Artisan fair draws big crowd
In the early morning hours, the streets of Selma were crowded with people hoping to get a glimpse of the colorful floats in the city’s Christmas parade.
Soon after, the halls of Sturdivant Hall were also crowded with shoppers hoping to cross a few names off their list at the first Artisans’ Fair.
The sale’s organizer, Patty DeBardeleben, said she was extremely happy with the turnout.
“It’s been fantastic,” she said. “We have had a wonderful crowd and everybody has really enjoyed the show.”
The fair, which was held from 10 a.m. to 4 p.m., featured an array of items including hand-carved walking sticks, metal art, cutting boards, hand-sewn dresses, paintings, jewelry, and many other items.
“We’ve been pleased with the vendors that are here, and I think all the vendors are pleased with the sales they have made,” DeBardeleben said. “I think people have been particularly interested in the caning services because nobody else here really does that.”

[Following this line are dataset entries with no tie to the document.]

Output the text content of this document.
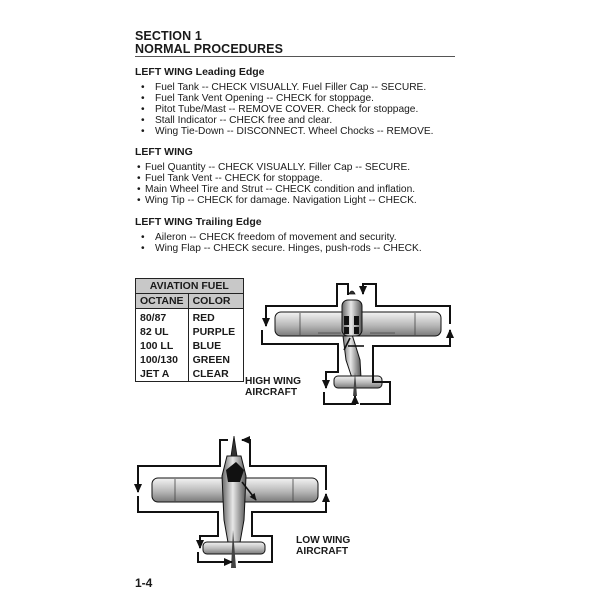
SECTION 1
NORMAL PROCEDURES
LEFT WING Leading Edge
• Fuel Tank -- CHECK VISUALLY. Fuel Filler Cap -- SECURE.
• Fuel Tank Vent Opening -- CHECK for stoppage.
• Pitot Tube/Mast -- REMOVE COVER. Check for stoppage.
• Stall Indicator -- CHECK free and clear.
• Wing Tie-Down -- DISCONNECT. Wheel Chocks -- REMOVE.
LEFT WING
• Fuel Quantity -- CHECK VISUALLY. Filler Cap -- SECURE.
• Fuel Tank Vent -- CHECK for stoppage.
• Main Wheel Tire and Strut -- CHECK condition and inflation.
• Wing Tip -- CHECK for damage. Navigation Light -- CHECK.
LEFT WING Trailing Edge
• Aileron -- CHECK freedom of movement and security.
• Wing Flap -- CHECK secure. Hinges, push-rods -- CHECK.
AVIATION FUEL	
OCTANE	COLOR
80/87	RED
82 UL	PURPLE
100 LL	BLUE
100/130	GREEN
JET A	CLEAR
HIGH WING
AIRCRAFT
LOW WING
AIRCRAFT
1-4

Because the event was so popular, DeBardeleben said organizers are now hoping to expand the fair for next year.
“Right now, we are just trying to figure out how we can fit more people in for next year,” she said. “We’ll probably put some people in the Robinson Building too.”
Each vendor paid a fee, which raised $1,200 for the upkeep of the house, DeBardeleben said. This money will go a long way toward keeping Sturdivant Hall a popular tourist attraction.
“That is a big help,” she said. “It costs so much to keep this house going with the utilities and the upkeep. We are always looking for new ways to make money.”
Sturdivant Hall, also known as the Watts-Parkman-Gillman Home, is a historic Greek Revival mansion and house museum in Selma.
Completed in 1856, it was designed by Thomas Helm Lee for Col. Edward T. Watts.
It was added to the National Register of Historic Places on Jan. 18, 1973, due to its architectural significance.